A valorização do leite também tem sido favorecida pela redução de alguns custos de produção, especialmente na alimentação do rebanho, melhorando a rentabilidade da atividade para muitos pecuaristas.
Além do leite in natura, diversos derivados lácteos também apresentaram reajustes, entre eles o leite UHT, os queijos e os iogurtes. A menor disponibilidade de matéria-prima e estoques mais enxutos na indústria contribuíram para a elevação dos preços ao consumidor.
Apesar do cenário mais positivo, o setor segue atento ao elevado volume de importações de produtos lácteos, principalmente de países do Mercosul. A entrada de leite em pó e outros derivados no mercado brasileiro continua sendo uma preocupação para produtores e entidades do setor, que alertam para a concorrência com a produção nacional.
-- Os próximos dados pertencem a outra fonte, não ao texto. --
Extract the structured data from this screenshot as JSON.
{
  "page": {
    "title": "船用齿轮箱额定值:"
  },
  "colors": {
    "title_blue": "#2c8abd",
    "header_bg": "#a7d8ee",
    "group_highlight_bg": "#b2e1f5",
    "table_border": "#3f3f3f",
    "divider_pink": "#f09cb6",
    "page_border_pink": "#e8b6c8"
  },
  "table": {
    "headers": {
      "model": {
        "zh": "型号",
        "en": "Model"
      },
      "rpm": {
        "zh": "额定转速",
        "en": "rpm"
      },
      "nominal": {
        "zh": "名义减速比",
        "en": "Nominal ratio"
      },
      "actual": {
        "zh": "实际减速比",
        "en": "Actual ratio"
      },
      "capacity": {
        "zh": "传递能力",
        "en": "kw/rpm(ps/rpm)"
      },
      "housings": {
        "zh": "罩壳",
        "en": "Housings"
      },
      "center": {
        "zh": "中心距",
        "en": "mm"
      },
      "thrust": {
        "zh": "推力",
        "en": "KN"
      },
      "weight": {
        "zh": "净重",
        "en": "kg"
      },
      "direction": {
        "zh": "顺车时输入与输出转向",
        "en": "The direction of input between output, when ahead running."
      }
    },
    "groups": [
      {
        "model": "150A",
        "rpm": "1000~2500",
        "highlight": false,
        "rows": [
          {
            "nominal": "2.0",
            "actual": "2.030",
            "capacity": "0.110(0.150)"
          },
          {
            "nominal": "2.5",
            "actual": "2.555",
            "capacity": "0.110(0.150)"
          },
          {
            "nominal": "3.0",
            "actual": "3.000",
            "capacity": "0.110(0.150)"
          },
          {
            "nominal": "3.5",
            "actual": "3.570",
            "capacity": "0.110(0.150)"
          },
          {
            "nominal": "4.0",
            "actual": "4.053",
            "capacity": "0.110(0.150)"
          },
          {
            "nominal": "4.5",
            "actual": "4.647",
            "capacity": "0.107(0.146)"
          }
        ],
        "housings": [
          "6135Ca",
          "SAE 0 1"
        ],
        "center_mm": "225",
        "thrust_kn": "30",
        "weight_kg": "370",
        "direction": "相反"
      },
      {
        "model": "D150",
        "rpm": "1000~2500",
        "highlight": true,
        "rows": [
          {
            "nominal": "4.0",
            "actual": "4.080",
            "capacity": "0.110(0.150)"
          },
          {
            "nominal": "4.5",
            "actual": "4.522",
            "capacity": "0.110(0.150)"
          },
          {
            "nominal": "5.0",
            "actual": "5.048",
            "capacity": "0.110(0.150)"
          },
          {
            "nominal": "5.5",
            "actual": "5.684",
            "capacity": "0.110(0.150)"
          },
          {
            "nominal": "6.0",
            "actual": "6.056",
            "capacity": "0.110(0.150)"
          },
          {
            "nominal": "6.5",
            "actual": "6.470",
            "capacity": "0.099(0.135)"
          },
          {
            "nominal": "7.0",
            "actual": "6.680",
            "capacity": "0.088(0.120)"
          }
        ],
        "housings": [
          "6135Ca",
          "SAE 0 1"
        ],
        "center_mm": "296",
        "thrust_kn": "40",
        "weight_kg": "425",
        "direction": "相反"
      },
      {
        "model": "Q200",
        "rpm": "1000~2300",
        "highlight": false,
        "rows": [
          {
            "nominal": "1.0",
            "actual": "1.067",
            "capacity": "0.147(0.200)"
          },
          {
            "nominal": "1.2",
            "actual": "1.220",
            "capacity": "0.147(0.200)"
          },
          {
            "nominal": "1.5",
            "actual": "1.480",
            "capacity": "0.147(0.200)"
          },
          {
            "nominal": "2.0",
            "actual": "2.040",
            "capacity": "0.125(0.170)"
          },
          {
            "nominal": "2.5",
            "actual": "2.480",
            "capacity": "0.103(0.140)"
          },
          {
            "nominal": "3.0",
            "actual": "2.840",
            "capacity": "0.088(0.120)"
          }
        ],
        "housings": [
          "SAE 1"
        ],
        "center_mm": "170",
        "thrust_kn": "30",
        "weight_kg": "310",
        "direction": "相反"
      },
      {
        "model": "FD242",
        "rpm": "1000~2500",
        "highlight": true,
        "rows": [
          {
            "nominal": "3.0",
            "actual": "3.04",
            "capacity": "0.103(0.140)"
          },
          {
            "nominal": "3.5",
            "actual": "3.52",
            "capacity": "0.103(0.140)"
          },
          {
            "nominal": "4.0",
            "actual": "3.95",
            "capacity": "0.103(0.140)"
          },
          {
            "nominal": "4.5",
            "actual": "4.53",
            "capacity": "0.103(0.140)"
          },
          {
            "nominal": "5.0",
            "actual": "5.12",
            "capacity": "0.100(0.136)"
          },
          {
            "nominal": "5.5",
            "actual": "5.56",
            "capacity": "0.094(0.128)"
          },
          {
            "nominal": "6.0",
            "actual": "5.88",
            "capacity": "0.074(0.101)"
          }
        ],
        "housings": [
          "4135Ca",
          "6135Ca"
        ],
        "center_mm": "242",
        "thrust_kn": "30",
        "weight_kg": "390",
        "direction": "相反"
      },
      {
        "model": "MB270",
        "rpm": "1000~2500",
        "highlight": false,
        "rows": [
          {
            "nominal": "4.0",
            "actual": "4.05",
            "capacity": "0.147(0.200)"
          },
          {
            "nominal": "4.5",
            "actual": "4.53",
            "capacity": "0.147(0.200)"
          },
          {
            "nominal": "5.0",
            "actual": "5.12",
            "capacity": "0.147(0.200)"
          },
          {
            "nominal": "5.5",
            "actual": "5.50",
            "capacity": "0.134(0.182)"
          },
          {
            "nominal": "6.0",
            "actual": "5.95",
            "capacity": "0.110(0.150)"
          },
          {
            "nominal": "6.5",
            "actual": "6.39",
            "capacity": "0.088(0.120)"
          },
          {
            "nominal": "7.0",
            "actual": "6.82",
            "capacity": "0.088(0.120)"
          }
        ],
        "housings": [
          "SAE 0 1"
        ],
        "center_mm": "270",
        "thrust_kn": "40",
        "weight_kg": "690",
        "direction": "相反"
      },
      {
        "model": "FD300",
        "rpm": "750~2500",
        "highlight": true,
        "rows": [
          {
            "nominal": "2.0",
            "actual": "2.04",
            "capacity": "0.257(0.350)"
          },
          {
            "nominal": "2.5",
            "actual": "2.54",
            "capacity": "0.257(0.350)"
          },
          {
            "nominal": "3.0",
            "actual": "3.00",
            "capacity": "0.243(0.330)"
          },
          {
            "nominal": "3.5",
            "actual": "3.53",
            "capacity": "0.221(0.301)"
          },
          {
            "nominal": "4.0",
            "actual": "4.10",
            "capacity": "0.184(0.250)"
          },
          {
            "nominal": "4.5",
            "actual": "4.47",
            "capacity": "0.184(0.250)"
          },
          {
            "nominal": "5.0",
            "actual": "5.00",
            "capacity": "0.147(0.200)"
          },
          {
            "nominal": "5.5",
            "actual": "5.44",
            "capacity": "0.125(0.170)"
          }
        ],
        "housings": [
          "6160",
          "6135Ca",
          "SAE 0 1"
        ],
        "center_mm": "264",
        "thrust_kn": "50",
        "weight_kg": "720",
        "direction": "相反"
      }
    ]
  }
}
Especialistas avaliam que os preços do leite devem permanecer firmes nos próximos meses, especialmente durante o período de menor produção em diversas regiões do país. No entanto, fatores como condições climáticas, comportamento do consumo e o avanço das importações continuarão influenciando o mercado.
Para os produtores, o momento é de maior cautela, mas também de expectativa por uma recuperação mais consistente da atividade leiteira, após anos marcados por margens apertadas e elevados custos de produção.